透過合成任務擴展實現人工智慧科學家
AI Scientist via Synthetic Task Scaling
March 17, 2026
作者: Ziyang Cai, Harkirat Behl
cs.AI
摘要
随着AI智能体的兴起,自动化科学发现已成为可企及的目标。近期许多研究构建了能够进行机器学习研究的智能体系统,但缺乏系统化的训练方法——当前大语言模型常生成看似合理却无效的方案。为推进智能体的实践学习能力,我们开发了针对机器学习智能体的新型合成环境生成流程。该流程能自动生成兼容SWE-agent框架的机器学习挑战任务,涵盖主题采样、数据集提案和代码生成三大环节。生成的合成任务具有两大特性:1)基于真实机器学习数据集,所有提案数据集均通过Huggingface API验证;2)通过自调试循环确保更高质量。为验证合成任务的有效性,我们在机器学习基准测试MLGym上进行评估。我们从教师模型(GPT-5)中采样合成任务轨迹,进而训练学生模型(Qwen3-4B与Qwen3-8B)。实验表明,采用合成任务训练的学生模型在MLGym上表现显著提升:Qwen3-4B的AUP指标提高9%,Qwen3-8B提升12%。
English
With the advent of AI agents, automatic scientific discovery has become a tenable goal. Many recent works scaffold agentic systems that can perform machine learning research, but don't offer a principled way to train such agents -- and current LLMs often generate plausible-looking but ineffective ideas. To make progress on training agents that can learn from doing, we provide a novel synthetic environment generation pipeline targeting machine learning agents. Our pipeline automatically synthesizes machine learning challenges compatible with the SWE-agent framework, covering topic sampling, dataset proposal, and code generation.

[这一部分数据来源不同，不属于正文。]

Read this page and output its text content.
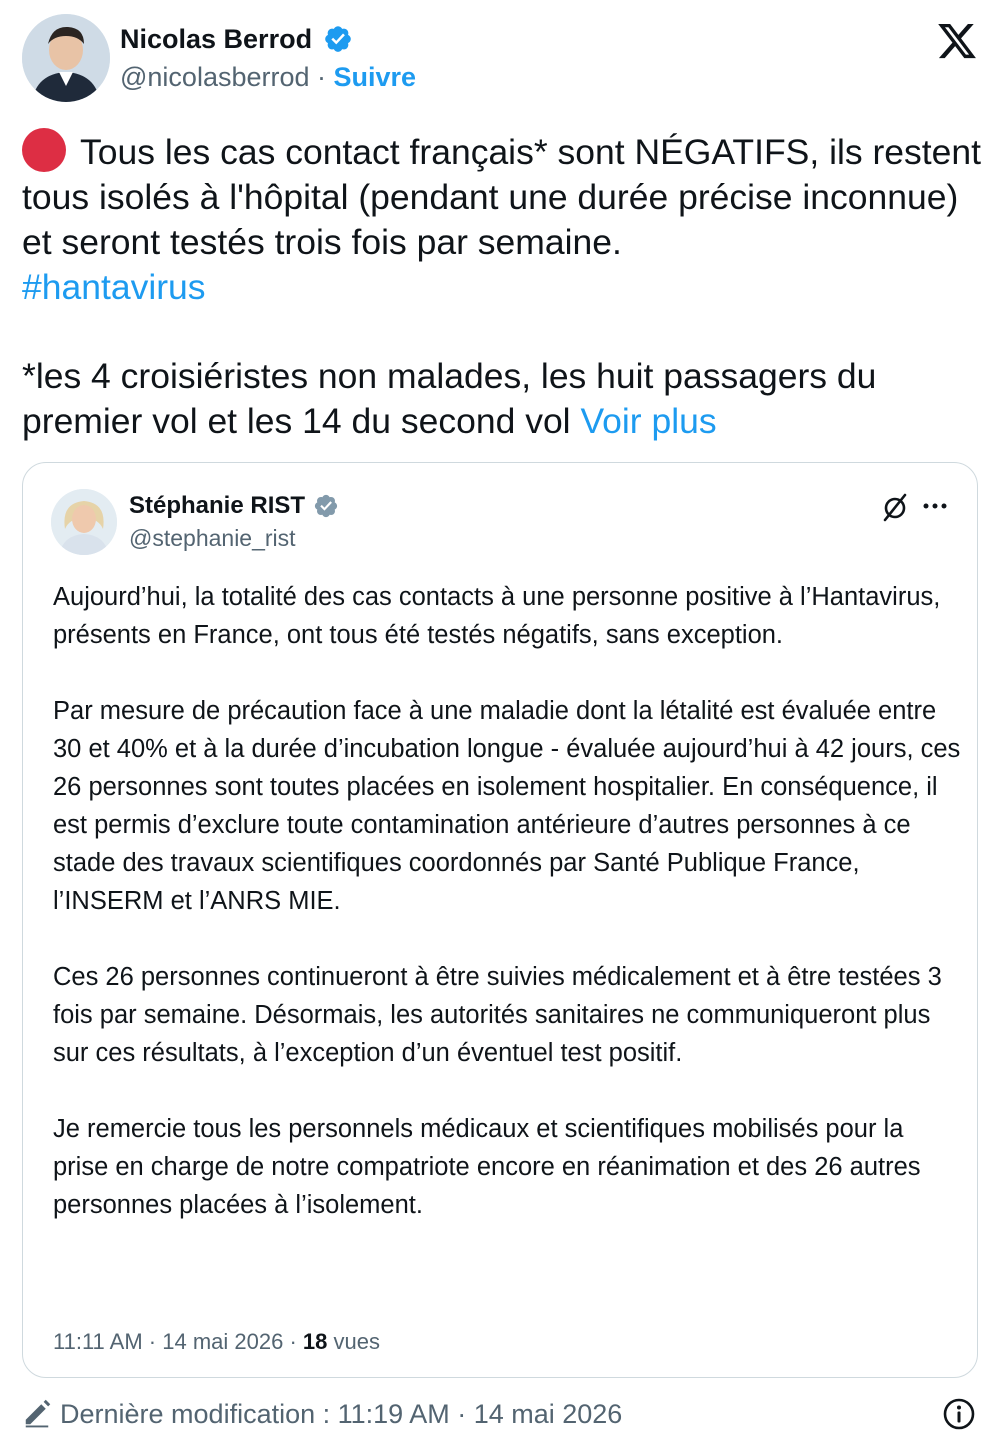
Nicolas Berrod
@nicolasberrod · Suivre

Tous les cas contact français* sont NÉGATIFS, ils restent tous isolés à l'hôpital (pendant une durée précise inconnue) et seront testés trois fois par semaine.
#hantavirus

*les 4 croisiéristes non malades, les huit passagers du premier vol et les 14 du second vol Voir plus

Stéphanie RIST
@stephanie_rist

Aujourd’hui, la totalité des cas contacts à une personne positive à l’Hantavirus, présents en France, ont tous été testés négatifs, sans exception.

Par mesure de précaution face à une maladie dont la létalité est évaluée entre 30 et 40% et à la durée d’incubation longue - évaluée aujourd’hui à 42 jours, ces 26 personnes sont toutes placées en isolement hospitalier. En conséquence, il est permis d’exclure toute contamination antérieure d’autres personnes à ce stade des travaux scientifiques coordonnés par Santé Publique France, l’INSERM et l’ANRS MIE.

Ces 26 personnes continueront à être suivies médicalement et à être testées 3 fois par semaine. Désormais, les autorités sanitaires ne communiqueront plus sur ces résultats, à l’exception d’un éventuel test positif.

Je remercie tous les personnels médicaux et scientifiques mobilisés pour la prise en charge de notre compatriote encore en réanimation et des 26 autres personnes placées à l’isolement.

11:11 AM · 14 mai 2026 · 18 vues
Dernière modification : 11:19 AM · 14 mai 2026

The resulting synthetic tasks are 1) grounded in real machine learning datasets, because the proposed datasets are verified against the Huggingface API and are 2) verified for higher quality with a self-debugging loop. To validate the effectiveness of our synthetic tasks, we tackle MLGym, a benchmark for machine learning tasks. From the synthetic tasks, we sample trajectories from a teacher model (GPT-5), then use the trajectories to train a student model (Qwen3-4B and Qwen3-8B). The student models trained with our synthetic tasks achieve improved performance on MLGym, raising the AUP metric by 9% for Qwen3-4B and 12% for Qwen3-8B.